I've been trying Composer recently to run my pipeline, and found it cost surprisingly high than I thought, here is what I got from the bill:

Cloud Composer Cloud Composer vCPU time in South Carolina: 148.749 hours 
[Currency conversion: USD to AUD using rate 1.475] A$17.11
Cloud Composer Cloud Composer SQL vCPU time in South Carolina: 148.749 hours 
[Currency conversion: USD to AUD using rate 1.475] A$27.43

I only used Composer for two or three days, and definitely not running 24 hours per day, I don't know where the 148 hours come from.

Does that mean after you deploy the dag to composer, even it's not running, it's still using the resource and the composer is accumulating the vCPU time?

How to reduce cost if I want to use Composer to run my pipeline everyday? Thanks.

IanJay
  • 373
  • 4
  • 14

2 Answers2

2

At the moment, as I am aware of, is not a feature of composer yet.

At worker level, you should be able to do this by manually modifing the configuration of the composer and allow its kubernetes workers to scale up and down according to the workload.

Joshua Hendinata made a guide at the following link on the necessary step for enabling autoscaling of Composer [1].

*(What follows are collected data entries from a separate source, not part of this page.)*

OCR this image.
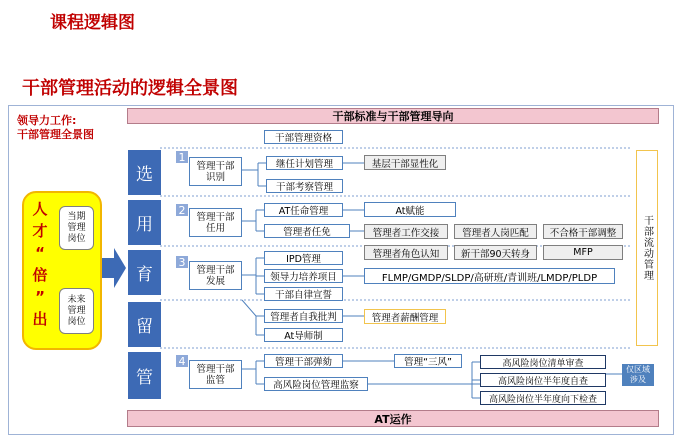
课程逻辑图
干部管理活动的逻辑全景图
领导力工作:
干部管理全景图
干部标准与干部管理导向
AT运作
人
才
“
倍
”
出
当期
管理
岗位
未来
管理
岗位
选
用
育
留
管
1
管理干部
识别
2
管理干部
任用
3
管理干部
发展
4
管理干部
监管
干部管理资格
继任计划管理
干部考察管理
基层干部显性化
AT任命管理	At赋能
管理者任免	管理者工作交接	管理者人岗匹配	不合格干部调整
管理者角色认知	新干部90天转身	MFP
IPD管理
领导力培养项目	FLMP/GMDP/SLDP/高研班/青训班/LMDP/PLDP
干部自律宣誓
管理者自我批判	管理者薪酬管理
At导师制
管理干部弹劾	管理“三风”
高风险岗位管理监察
高风险岗位清单审查
高风险岗位半年度自查
高风险岗位半年度向下检查
干部流动管理
仅区域
涉及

Also perhaps may be of your interet this article where are introduced ways to save on composer costs [2].

Hope this helps you out!

[1] https://medium.com/traveloka-engineering/enabling-autoscaling-in-google-cloud-composer-ac84d3ddd60

[2] https://medium.com/condenastengineering/automating-a-cloud-composer-development-environment-590cb0f4d880

2

Cloud Composer primarily charges for compute resources allocated to an environment, because most of its components continue to run even when there are no DAGs deployed. This is because Airflow is primarily a workflow scheduler, so there's not much you can turn off and expect to be there when a workflow is suddenly ready to run.

In your case, the billed vCPU time is contributed to by your environment's GKE nodes, and your managed Airflow database. Aside from the GKE node count, there's not much you can reduce or turn off, so if you need anything smaller, you may want to consider self-managed Airflow or another platform entirely. Same comment applies if your primary objective is solely processing data and you don't need the scheduling aspect that's offered by Airflow.

hexacyanide
  • 88,222
  • 31
  • 159
  • 162